President Biden wants you to believe that his fiscal year (FY) 2024 budget will save Medicare, which will be insolvent as early as 2028, without raising costs on seniors or cutting benefits.
If that sounds too good to be true, it’s because it is.
Biden’s plan to “save” Medicare is to raise taxes and subject more drugs to government price controls. The White House boasts that the president’s $6.8 trillion budget proposal will “extend the life of the Medicare Trust Fund by at least 25 years.” This band-aid means that anyone under age 35, or more than one-third of the current workforce, will still face Medicare insolvency in their lifetimes.
Even if you take the White House at its word, Biden is clearly kicking the can down the road for the next generations to deal with. This, however, is par for the course for Washington Democrats these days, particularly when it comes to budget issues; call something “free” and hope you aren’t held accountable when the bill comes due.
Biden’s topline spending numbers also revolve around the false belief that when the government gets involved, prices drop. Rarely, if ever, is this true. The federal government is inherently worse at negotiating drug prices than the private sector; for example, to offset government-set prescription drug prices in the Inflation Reduction Act, drug companies raised the prices of nearly 1,000 other medications, proving that the government alone cannot effectively mandate private sector prices.
Any claim that government price negotiations will automatically lead to cost savings must be greeted with skepticism.
Further, any savings that result from this government drug pricing scheme would be more than offset by new entitlement programs that the left is pushing for, meaning none of Biden’s already inflated estimate of $307 billion in savings would be used to stabilize Medicare or given back to the taxpayer.
Instead, the president proposes $252 billion in new taxes, driven by a rise in the Net Investment Income Tax, on America’s family-owned businesses to help subsidize our broken Medicare system.
Seventy five percent of businessowners will face immediate financial setbacks should this plan take place, the same people who fought tooth and nail to keep their doors open during COVID-19 and are still battling high inflation and low labor force participation.
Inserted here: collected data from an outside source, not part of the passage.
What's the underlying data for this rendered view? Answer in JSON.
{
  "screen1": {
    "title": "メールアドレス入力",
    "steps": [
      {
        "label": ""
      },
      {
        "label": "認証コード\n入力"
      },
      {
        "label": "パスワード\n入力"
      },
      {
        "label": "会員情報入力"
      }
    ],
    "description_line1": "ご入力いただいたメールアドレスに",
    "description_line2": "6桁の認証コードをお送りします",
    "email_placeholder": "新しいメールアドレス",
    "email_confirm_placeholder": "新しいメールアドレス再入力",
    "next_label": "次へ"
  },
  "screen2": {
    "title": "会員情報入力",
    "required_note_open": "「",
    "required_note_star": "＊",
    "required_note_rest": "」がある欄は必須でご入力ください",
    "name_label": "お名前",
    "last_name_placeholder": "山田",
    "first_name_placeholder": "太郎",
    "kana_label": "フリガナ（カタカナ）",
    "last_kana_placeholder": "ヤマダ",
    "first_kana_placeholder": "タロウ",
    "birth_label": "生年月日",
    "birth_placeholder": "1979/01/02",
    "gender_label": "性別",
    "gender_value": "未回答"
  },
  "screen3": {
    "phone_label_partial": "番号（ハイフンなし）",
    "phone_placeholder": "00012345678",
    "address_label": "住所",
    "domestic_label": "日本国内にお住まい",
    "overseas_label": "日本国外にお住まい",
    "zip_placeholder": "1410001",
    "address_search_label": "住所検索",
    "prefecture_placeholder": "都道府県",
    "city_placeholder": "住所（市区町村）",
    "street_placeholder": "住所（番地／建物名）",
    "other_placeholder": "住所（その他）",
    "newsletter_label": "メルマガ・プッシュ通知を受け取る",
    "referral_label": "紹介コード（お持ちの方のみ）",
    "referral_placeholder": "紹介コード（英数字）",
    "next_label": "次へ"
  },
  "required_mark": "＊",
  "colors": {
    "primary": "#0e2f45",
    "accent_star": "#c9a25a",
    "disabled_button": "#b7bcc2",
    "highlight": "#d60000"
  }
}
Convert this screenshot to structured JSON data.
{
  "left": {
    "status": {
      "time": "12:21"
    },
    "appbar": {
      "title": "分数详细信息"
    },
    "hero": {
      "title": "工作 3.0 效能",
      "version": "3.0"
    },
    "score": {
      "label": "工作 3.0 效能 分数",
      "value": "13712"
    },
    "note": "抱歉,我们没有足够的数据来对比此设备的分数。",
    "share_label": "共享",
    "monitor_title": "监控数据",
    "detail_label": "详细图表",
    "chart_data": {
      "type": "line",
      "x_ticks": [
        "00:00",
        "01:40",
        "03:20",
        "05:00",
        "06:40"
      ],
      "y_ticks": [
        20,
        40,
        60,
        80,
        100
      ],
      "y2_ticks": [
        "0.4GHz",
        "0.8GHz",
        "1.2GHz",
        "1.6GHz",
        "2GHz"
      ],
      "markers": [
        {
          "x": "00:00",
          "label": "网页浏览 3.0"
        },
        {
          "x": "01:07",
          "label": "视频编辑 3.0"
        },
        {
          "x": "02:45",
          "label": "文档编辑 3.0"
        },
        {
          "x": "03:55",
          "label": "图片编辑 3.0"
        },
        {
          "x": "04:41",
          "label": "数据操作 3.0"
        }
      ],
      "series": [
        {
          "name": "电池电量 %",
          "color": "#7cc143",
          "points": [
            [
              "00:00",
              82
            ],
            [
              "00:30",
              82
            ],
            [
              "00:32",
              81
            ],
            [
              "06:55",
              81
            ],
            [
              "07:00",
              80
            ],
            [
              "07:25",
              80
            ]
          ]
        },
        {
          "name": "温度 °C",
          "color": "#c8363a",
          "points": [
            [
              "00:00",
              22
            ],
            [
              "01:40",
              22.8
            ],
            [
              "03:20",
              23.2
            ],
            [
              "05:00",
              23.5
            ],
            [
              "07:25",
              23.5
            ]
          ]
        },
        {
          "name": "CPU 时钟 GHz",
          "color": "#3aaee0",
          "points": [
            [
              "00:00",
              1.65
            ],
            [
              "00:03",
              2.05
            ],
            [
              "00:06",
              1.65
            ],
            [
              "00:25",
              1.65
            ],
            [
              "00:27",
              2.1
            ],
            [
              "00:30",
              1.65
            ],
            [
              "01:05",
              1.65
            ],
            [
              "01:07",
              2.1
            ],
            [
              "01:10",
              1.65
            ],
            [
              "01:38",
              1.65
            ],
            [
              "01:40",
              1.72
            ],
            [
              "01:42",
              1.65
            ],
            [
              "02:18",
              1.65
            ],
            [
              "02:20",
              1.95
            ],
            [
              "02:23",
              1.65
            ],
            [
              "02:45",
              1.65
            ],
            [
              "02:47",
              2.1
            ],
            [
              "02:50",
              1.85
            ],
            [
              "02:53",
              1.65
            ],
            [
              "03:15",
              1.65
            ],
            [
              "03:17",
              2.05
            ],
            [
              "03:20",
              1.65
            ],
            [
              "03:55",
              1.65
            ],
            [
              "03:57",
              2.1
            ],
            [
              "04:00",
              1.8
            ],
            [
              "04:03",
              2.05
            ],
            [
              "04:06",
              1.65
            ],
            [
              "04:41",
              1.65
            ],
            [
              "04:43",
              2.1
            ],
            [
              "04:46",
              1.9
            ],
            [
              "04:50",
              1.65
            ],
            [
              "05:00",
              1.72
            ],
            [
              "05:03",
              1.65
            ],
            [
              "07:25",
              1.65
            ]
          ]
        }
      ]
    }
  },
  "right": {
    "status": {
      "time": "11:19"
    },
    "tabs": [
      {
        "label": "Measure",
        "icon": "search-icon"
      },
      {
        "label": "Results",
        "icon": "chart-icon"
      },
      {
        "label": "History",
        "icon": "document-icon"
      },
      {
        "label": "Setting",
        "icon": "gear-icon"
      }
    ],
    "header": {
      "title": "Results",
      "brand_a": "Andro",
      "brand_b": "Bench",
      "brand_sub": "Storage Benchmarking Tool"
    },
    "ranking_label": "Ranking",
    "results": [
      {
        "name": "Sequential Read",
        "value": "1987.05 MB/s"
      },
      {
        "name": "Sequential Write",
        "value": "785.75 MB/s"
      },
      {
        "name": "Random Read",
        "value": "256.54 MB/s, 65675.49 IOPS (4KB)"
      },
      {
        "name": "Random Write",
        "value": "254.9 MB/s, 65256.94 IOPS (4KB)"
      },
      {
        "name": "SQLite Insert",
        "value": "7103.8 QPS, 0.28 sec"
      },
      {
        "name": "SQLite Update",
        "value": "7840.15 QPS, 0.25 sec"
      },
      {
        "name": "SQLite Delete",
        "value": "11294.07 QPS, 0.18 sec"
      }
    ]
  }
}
Mom and Pop shops, which employ nearly half of the workforce, will inevitably be forced to raise prices, lay off workers, or both to absorb these heightened costs.
It’s a twist of the knife that this administration thrust into the heart of small businesses on day one.
It’s abundantly clear that this administration has no plan other than to tax, borrow and spend. We have a spending problem, not a revenue problem, so this approach will never work. Frustratingly, the new left appears to be willing to sacrifice anything — even lives — if it means growing the federal government’s control over our health care system.
When Washington Democrats forced the Inflation “Reduction” Act into law, they decided that government intrusion in the health care system is more important than the millions of cancer patients who are desperately waiting on a lifesaving cure and treatment. At least 15 cures will no longer come to market due government price controls and regulations. Will that be a cure for cancer? Diabetes? Alzheimer’s? We may never know; however, two exciting new drug therapies, one for Stargardt disease, a rare eye disease that leads to vision loss, and another for blood cancers have already been suspended with company spokespersons directly citing the Inflation Reduction Act for the pause.
Decreased investment in pharmaceutical research and development has real-world consequences. Patients waiting for a promising new drug trial to alleviate their chronic pain, or even save their life, watched that hope disappear with the flick of Biden’s wrist. You think the president would have learned from this mistake and, at a minimum, prevented any further hope from being dashed from patients.
Instead, when it comes to the Biden administration’s failures, the past is merely prologue.
Rep. Buddy Carter is a pharmacist who sits on both the House Budget and Energy and Commerce Committees.